Ambiguity in interactive systems poses a serious risk because the failure of semantic parsing can cause the query to differ from the user’s intent. Such errors can lead to unnecessary data retrieval and calculation, thereby wasting time and resources. In the context of high risk such as real-time decision making, these issues can reduce performance, improve operational costs and reduce efficiency. LLM-based semantic parsing hopes to address complex and ambiguous queries by using language knowledge and interactive clarification.
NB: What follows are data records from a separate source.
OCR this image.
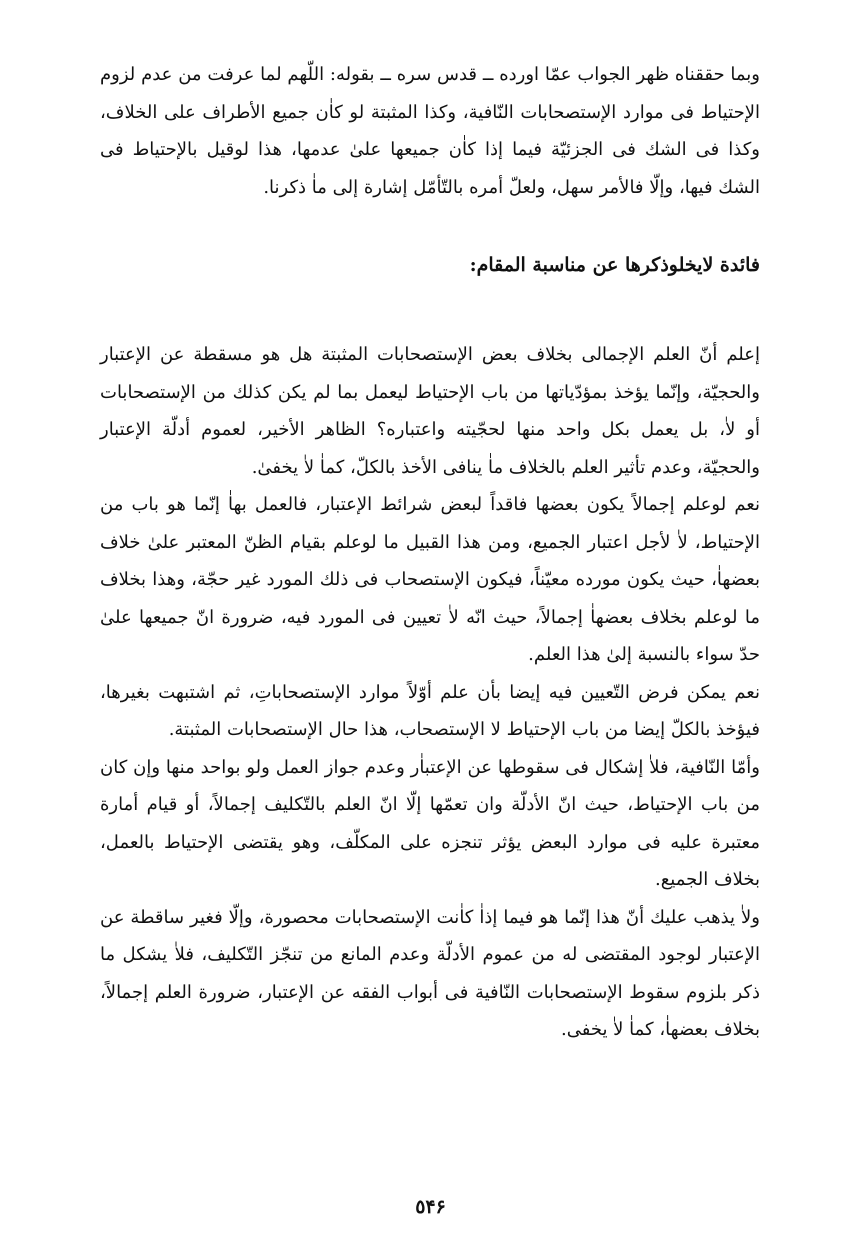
وبما حققناه ظهر الجواب عمّا اورده ــ قدس سره ــ بقوله: اللّهم لما عرفت من عدم لزوم الإحتياط فى موارد الإستصحابات النّافية، وكذا المثبتة لو كاٰن جميع الأطراف على الخلاف، وكذا فى الشك فى الجزئيّة فيما إذا كاٰن جميعها علىٰ عدمها، هذا لوقيل بالإحتياط فى الشك فيها، وإلّا فالأمر سهل، ولعلّ أمره بالتّأمّل إشارة إلى ماٰ ذكرنا.

فائدة لايخلوذكرها عن مناسبة المقام:

إعلم أنّ العلم الإجمالى بخلاف بعض الإستصحابات المثبتة هل هو مسقطة عن الإعتبار والحجيّة، وإنّما يؤخذ بمؤدّياتها من باب الإحتياط ليعمل بما لم يكن كذلك من الإستصحابات أو لاٰ، بل يعمل بكل واحد منها لحجّيته واعتباره؟ الظاهر الأخير، لعموم أدلّة الإعتبار والحجيّة، وعدم تأثير العلم بالخلاف ماٰ ينافى الأخذ بالكلّ، كماٰ لاٰ يخفىٰ.

نعم لوعلم إجمالاً يكون بعضها فاقداً لبعض شرائط الإعتبار، فالعمل بهاٰ إنّما هو باب من الإحتياط، لاٰ لأجل اعتبار الجميع، ومن هذا القبيل ما لوعلم بقيام الظنّ المعتبر علىٰ خلاف بعضهاٰ، حيث يكون مورده معيّناً، فيكون الإستصحاب فى ذلك المورد غير حجّة، وهذا بخلاف ما لوعلم بخلاف بعضهاٰ إجمالاً، حيث انّه لاٰ تعيين فى المورد فيه، ضرورة انّ جميعها علىٰ حدّ سواء بالنسبة إلىٰ هذا العلم.

نعم يمكن فرض التّعيين فيه إيضا بأن علم أوّلاً موارد الإستصحاباتِ، ثم اشتبهت بغيرها، فيؤخذ بالكلّ إيضا من باب الإحتياط لا الإستصحاب، هذا حال الإستصحابات المثبتة.

وأمّا النّافية، فلاٰ إشكال فى سقوطها عن الإعتباٰر وعدم جواز العمل ولو بواحد منها وإن كان من باب الإحتياط، حيث انّ الأدلّة وان تعمّها إلّا انّ العلم بالتّكليف إجمالاً، أو قيام أمارة معتبرة عليه فى موارد البعض يؤثر تنجزه على المكلّف، وهو يقتضى الإحتياط بالعمل، بخلاف الجميع.

ولاٰ يذهب عليك أنّ هذا إنّما هو فيما إذاٰ كاٰنت الإستصحابات محصورة، وإلّا فغير ساقطة عن الإعتبار لوجود المقتضى له من عموم الأدلّة وعدم المانع من تنجّز التّكليف، فلاٰ يشكل ما ذكر بلزوم سقوط الإستصحابات النّافية فى أبواب الفقه عن الإعتبار، ضرورة العلم إجمالاً، بخلاف بعضهاٰ، كماٰ لاٰ يخفى.

٥۴۶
However, LLMS faces the challenge of self-challenging bias. After training with human feedback, they may adopt the commenter’s preferences, resulting in systematic misalignment of the actual user intentions.
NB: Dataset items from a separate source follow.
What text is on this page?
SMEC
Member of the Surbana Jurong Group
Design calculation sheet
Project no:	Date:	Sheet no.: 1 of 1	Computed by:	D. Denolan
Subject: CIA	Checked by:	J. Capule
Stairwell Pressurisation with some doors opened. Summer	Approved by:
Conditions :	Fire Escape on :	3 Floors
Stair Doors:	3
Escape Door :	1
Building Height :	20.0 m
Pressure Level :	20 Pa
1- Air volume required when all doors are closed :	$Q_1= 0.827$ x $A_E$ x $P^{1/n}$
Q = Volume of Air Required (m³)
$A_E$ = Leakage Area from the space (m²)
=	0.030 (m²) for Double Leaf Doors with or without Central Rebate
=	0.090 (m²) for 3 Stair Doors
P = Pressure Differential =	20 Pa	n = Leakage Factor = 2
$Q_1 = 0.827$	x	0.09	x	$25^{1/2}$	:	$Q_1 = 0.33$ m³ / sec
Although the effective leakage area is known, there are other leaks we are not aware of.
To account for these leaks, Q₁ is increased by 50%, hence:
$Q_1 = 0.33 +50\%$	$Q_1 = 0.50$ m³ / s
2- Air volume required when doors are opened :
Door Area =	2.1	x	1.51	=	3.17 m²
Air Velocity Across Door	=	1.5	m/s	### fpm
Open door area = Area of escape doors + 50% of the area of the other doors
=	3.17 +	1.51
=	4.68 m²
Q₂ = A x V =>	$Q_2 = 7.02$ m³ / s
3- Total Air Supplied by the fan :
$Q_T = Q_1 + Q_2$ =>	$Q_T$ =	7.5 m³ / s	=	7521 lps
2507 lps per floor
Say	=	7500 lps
Researchers from the Hong Kong Baptist Church, the National University of Singapore, Beverle and the University of Berlin and the Ant Group have proposed a way to resolve ambiguity in graph queries. The concept of ambiguity in graph database queries was developed and divided into three types: attribute, relationship and attribute relationship ambiguity. The researchers introduced Ambigraph-eval, a benchmark that contains 560 ambiguous queries and corresponding graph database samples to evaluate model performance. It tested nine LLMs, analyzed their ability to resolve ambiguity and identified areas of improvement. The study shows that reasoning ability provides limited advantages, emphasizing the importance of understanding graphical ambiguity and mastering query grammar.
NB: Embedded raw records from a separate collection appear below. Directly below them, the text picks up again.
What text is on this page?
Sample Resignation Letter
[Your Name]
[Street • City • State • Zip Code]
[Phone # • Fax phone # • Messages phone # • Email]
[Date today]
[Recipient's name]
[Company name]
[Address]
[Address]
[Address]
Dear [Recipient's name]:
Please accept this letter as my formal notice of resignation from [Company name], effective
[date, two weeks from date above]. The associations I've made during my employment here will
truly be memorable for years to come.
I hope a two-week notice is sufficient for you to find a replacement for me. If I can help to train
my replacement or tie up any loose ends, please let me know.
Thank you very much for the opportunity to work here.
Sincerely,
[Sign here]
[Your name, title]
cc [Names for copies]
The Ambigraph-eval benchmark is designed to evaluate the ability of LLMS to generate syntactically correct and semantically appropriate graphical queries such as Cypher from ambiguous natural language input. In addition, the data set is divided into two stages: data collection and human review. Ambiguous tips are obtained through three methods, including direct extraction from the graph database, synthesis from explicit data using LLMS, and creating all generations of new situations by prompting LLMS. To evaluate performance, the researchers tested four closed source LLMs (e.g. GPT-4, Claude-3.5-sonnet) and four open source LLMs (e.g. QWEN-2.5, LLAMA-3.1). Evaluation is done via API calls or using a 4X NVIDIA A40 GPU.
The evaluation of zero-fire performance of the Ambigraph-eval benchmark showed differences between models when parsing graph data was ambiguous. In the attribute ambiguity task, O1-Mini excels in the same scenario (SE) scheme, and GPT-4O and Llama-3.1 perform well. However, GPT-4O outperforms others in cross-border (CE) missions, showing excellent reasoning across the entity. For relational ambiguity, Llama-3.1 leads, while GPT-4O shows limitations in the SE task but performs well in the CE task. Attribute relational ambiguity is the most challenging, with Llama-3.1 performing best in SE tasks, while GPT-4O-led CE tasks. Overall, the model struggles with multidimensional ambiguity compared to isolated attribute or relational ambiguity.
In summary, the researchers introduced Ambigraph-eval, a benchmark for evaluating LLM’s ability to resolve ambiguity in graph database queries. Evaluation of nine models reveals significant challenges in generating accurate Cypher statements, with strong reasoning skills providing only limited benefits. Core challenges include identifying ambiguity intent, generating effective syntax, interpreting graph structures, and performing numerical aggregation. Ambiguity detection and syntax production occur with the major bottlenecks that hinder performance. To address these problems, future research should use methods such as grammatical awareness cues and explicit ambiguity signals to enhance the model’s ambiguity resolution and grammatical processing.
Check Technical paper. Check out ours anytime Tutorials, codes and notebooks for github pages. Also, please feel free to follow us twitter And don’t forget to join us 100K+ ml reddit And subscribe Our newsletter.

Sajjad Ansari is a final year undergraduate student from IIT Kharagpur. As a technology enthusiast, he delves into the practical application of AI, focusing on understanding AI technology and its real-world impact. He aims to express complex AI concepts in a clear and easy way.